四人扣好防毒面具,扎进了白茫茫的浓雾。
世界瞬间变得安静。
只剩下自己沉重的呼吸声,能见度更是不足半米。
脚下是坑洼不平的土地,路上不断有机械残骸。
战士们,每一步都走得小心翼翼。
“砰!”
一声金属撞击声传来。
郑兵抱着小腿,一声痛骂。
“他娘的!什么玩意儿这么硬,疼死了!”
雾气外,鱼小天唯恐天下不乱,扯着嗓子喊。
“郑副队,你这秒开仙人啊,肉身刚坦克,它的头可不是面团捏的!”
岸边的菜鸟们顿时发出一阵低笑。
雾里,丁小宁压低身形,在障碍物间穿梭。
庄毅显得有些急躁,几次差点被地上的钢筋绊倒。
只有战峰,一进入浓雾就立刻闭上了眼睛。
他将全部精力集中在耳朵上。
雾气虽然遮蔽了视线,却也放大了声音。
他能大致分辨出其他三人的脚步声、呼吸声。
还能听到雾气喷射的声音,以及……
大队长,他会藏在哪里?
难道是最显眼,也最容易忽略的地方。
战峰猛地睁开眼,目光锁定了那个废弃坦克。
其他人都在绕着坦克跑,试图从外面找到线索。
但战峰的想法很简单。
最危险的地方,就是最安全的地方。
他不再犹豫,躬身快速贴近,穿过各种障碍物。
终于抵达了坦克附近,他的双手在钢甲上摸索。
很快,他摸到了驾驶舱的舱门,用力一拉,纹丝不动。
他没有放弃,而是绕着坦克继续搜索。
当他的手摸到炮塔侧面的一个观察口时,他停住了。
他将耳朵贴在钢板上,里面传来了微弱的呼吸声。
就是这里!
战峰不再尝试开启舱门,而是举起步枪,用枪托敲击了三下。
这是老侦察兵之间约定的信号。
下一秒,林业的脑袋从炮塔顶部的舱门里探了出来。
“报告大队长,人质已找到!”
战峰仰头,声音透过防毒面具传来,清晰而有力。
林业点了点头,从坦克里跳了下来。
“战峰经验很丰富,战场上脑子和腿都很重要,不管是跑得快还是脑子快,都能让你们在战场上活的更久。
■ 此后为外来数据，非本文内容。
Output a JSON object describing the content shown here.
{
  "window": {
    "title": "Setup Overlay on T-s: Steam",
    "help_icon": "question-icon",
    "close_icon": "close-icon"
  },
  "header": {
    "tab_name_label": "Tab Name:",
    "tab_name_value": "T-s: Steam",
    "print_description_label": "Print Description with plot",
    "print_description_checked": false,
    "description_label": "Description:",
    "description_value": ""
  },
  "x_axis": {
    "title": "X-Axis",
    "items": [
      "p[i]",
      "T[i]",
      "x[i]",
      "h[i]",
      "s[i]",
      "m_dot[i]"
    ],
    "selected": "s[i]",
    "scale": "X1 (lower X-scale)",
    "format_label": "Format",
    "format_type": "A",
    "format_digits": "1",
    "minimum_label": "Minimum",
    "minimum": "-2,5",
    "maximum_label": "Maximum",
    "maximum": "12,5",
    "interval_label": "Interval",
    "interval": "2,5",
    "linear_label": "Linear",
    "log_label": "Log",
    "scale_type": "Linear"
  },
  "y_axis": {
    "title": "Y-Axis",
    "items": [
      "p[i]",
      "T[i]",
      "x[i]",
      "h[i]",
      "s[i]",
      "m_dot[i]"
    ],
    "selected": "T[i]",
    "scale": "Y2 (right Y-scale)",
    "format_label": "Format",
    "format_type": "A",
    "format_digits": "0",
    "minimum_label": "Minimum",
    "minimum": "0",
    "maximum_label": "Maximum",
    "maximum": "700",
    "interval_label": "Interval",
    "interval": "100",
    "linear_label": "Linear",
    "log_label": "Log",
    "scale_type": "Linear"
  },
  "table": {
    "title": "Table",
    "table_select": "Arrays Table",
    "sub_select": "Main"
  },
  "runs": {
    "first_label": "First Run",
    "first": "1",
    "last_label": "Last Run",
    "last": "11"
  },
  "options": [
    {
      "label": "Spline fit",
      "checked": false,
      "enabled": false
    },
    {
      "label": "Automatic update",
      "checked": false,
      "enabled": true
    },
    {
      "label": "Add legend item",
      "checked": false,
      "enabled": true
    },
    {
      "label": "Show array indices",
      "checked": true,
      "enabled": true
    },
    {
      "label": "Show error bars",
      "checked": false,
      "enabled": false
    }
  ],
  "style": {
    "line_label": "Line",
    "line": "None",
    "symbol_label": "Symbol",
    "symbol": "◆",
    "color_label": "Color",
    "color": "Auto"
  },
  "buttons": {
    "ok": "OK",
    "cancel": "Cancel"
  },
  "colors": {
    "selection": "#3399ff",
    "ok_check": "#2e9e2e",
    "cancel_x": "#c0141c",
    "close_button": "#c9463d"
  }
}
”
……
接下来的几天,特种千米障碍成了所有人的噩梦。
训练强度与日俱增,林业变着花样地榨干他们气。
高强度的训练,让伤病开始在队伍里蔓延。
脚踝扭伤的、膝盖积水的、肩膀拉伤的……
每个人身上都带着或大或小的伤。
这是无法避免的。
这天训练结束后,林业叫住了柯晨宇。
“这个你拿着。”林业递过去几个小巧的瓷瓶。
“回去分给有需要的战士。”
柯晨宇接过来,拔开瓶塞,凑到鼻子前闻了闻。
一股浓郁的草药香气钻入鼻腔,连日积累的疲惫都为之一振。
“大队长,这是?”
“好东西,治跌打损伤有奇效。”
林业说得轻描淡写,眼神示意他收好。
柯晨宇点了点头,也没太当回事。
只当这是军区新研发的效果好一点的军用药膏。
回到宿舍,一股汗味和药酒味扑面而来。
宿舍里此起彼伏全是闷哼声。
王猛正龇牙咧嘴地给自己揉着腰,表情痛苦得像是要升天。
“哎哟……我的老腰……断了,肯定断了……”
旁边的鱼小天给自己捏着肩膀,还不忘贫嘴。
“猛子,别叫了,你那不是腰,是水桶,水桶怎么会断呢?”
柯晨宇没理会这帮活宝的日常斗嘴。
随手将几个小瓷瓶往桌子上一放。
“大队长给的药膏,说治伤效果不错。身上有伤的,自己过来抹点。”
宿舍里,大部分人都只是瞥了一眼。
有个别人眼中闪过一丝好奇。
但看到周围人都没动,也立刻移开了目光。
大家都继续龇牙咧嘴地跟自己身上的酸痛较劲。
当兵的,谁身上没点伤?
小伤小痛都自己扛着,这是刻在骨子里的硬气。
一时间,没人再对那个小瓷瓶感兴趣。
角落里,张努力的脸色有些发白,额头上渗出一层冷汗。